Bayesian population models can be exceedingly slow due, in part, to the choice to simulate discrete latent states. Here, we discuss an alternative approach to discrete latent states, marginalization, that forms the basis of maximum likelihood population models and is much faster. Our manuscript has two goals: (1) to introduce readers unfamiliar with marginalization to the concept and provide worked examples and (2) to address topics associated with marginalization that have not been previously synthesized and are relevant to both Bayesian and maximum likelihood models. We begin by explaining marginalization using a Cormack-Jolly-Seber model. Next, we apply marginalization to multistate capture-recapture, community occupancy, and integrated population models and briefly discuss random effects, priors, and pseudo-R . Then, we focus on recovery of discrete latent states, defining different types of conditional probabilities and showing how quantities such as population abundance or species richness can be estimated in marginalized code. Last, we show that occupancy and site-abundance models with auto-covariates can be fit with marginalized code with minimal impact on parameter estimates. Marginalized code was anywhere from five to >1,000 times faster than discrete code and differences in inferences were minimal. Discrete latent states and fully conditional approaches provide the best estimates of conditional probabilities for a given site or individual. However, estimates for parameters and derived quantities such as species richness and abundance are minimally affected by marginalization. In the case of abundance, marginalized code is both quicker and has lower bias than an N-augmentation approach. Understanding how marginalization works shrinks the divide between Bayesian and maximum likelihood approaches to population models. Some models that have only been presented in a Bayesian framework can easily be fit in maximum likelihood. On the other hand, factors such as informative priors, random effects, or pseudo-R values may motivate a Bayesian approach in some applications. An understanding of marginalization allows users to minimize the speed that is sacrificed when switching from a maximum likelihood approach. Widespread application of marginalization in Bayesian population models will facilitate more thorough simulation studies, comparisons of alternative model structures, and faster learning.
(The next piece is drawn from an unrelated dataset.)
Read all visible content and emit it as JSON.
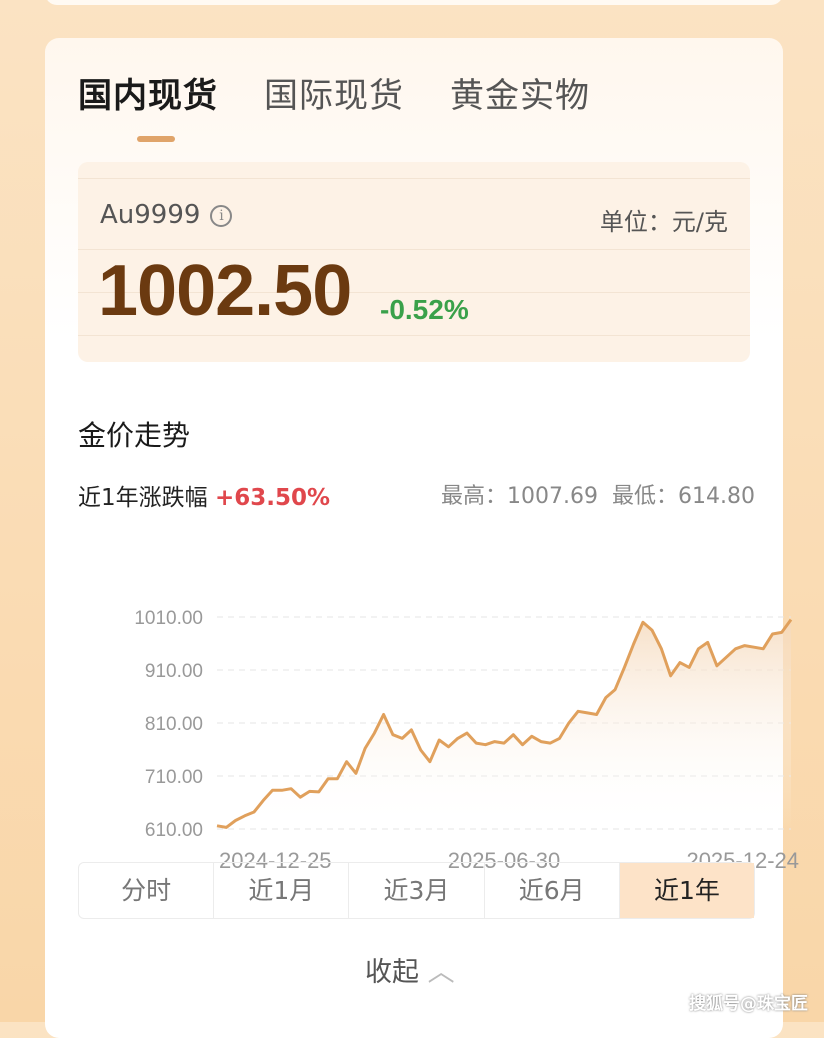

贝叶斯群体模型可能非常缓慢,部分原因是选择模拟离散潜在状态。在这里,我们讨论离散潜在状态的替代方法——边缘化,它是最大似然群体模型的基础,并且速度要快得多。我们的手稿有两个目标:(1)向不熟悉边缘化的读者介绍该概念,并提供实例和(2)解决以前未综合且与贝叶斯和最大似然模型都相关的边缘化相关主题。我们首先使用 Cormack-Jolly-Seber 模型解释边缘化。接下来,我们将边缘化应用于多状态捕获-再捕获、群落占据和综合种群模型,并简要讨论随机效应、先验和伪 R。然后,我们专注于离散潜在状态的恢复,定义不同类型的条件概率,并展示如何在边缘化代码中估计种群数量或物种丰富度等数量。最后,我们表明具有自协变量的占据和位点丰度模型可以用边缘化代码拟合,对参数估计的影响最小。边缘化代码的速度比离散代码快 5 到 1000 倍以上,并且推断结果的差异很小。离散潜在状态和完全条件方法为特定地点或个体提供了条件概率的最佳估计。但是,参数和派生数量(如物种丰富度和丰度)的估计受边缘化的影响最小。在丰度的情况下,边缘化代码比 N 扩充方法更快且偏差更小。理解边缘化的工作原理缩小了贝叶斯和最大似然方法在群体模型中的差距。一些仅在贝叶斯框架中提出的模型可以很容易地在最大似然框架中拟合。另一方面,在某些应用中,信息先验、随机效应或伪 R 值等因素可能会促使采用贝叶斯方法。对边缘化的理解使用户能够在从最大似然方法切换时最小化牺牲的速度。边缘化在贝叶斯群体模型中的广泛应用将促进更彻底的模拟研究、替代模型结构的比较以及更快的学习。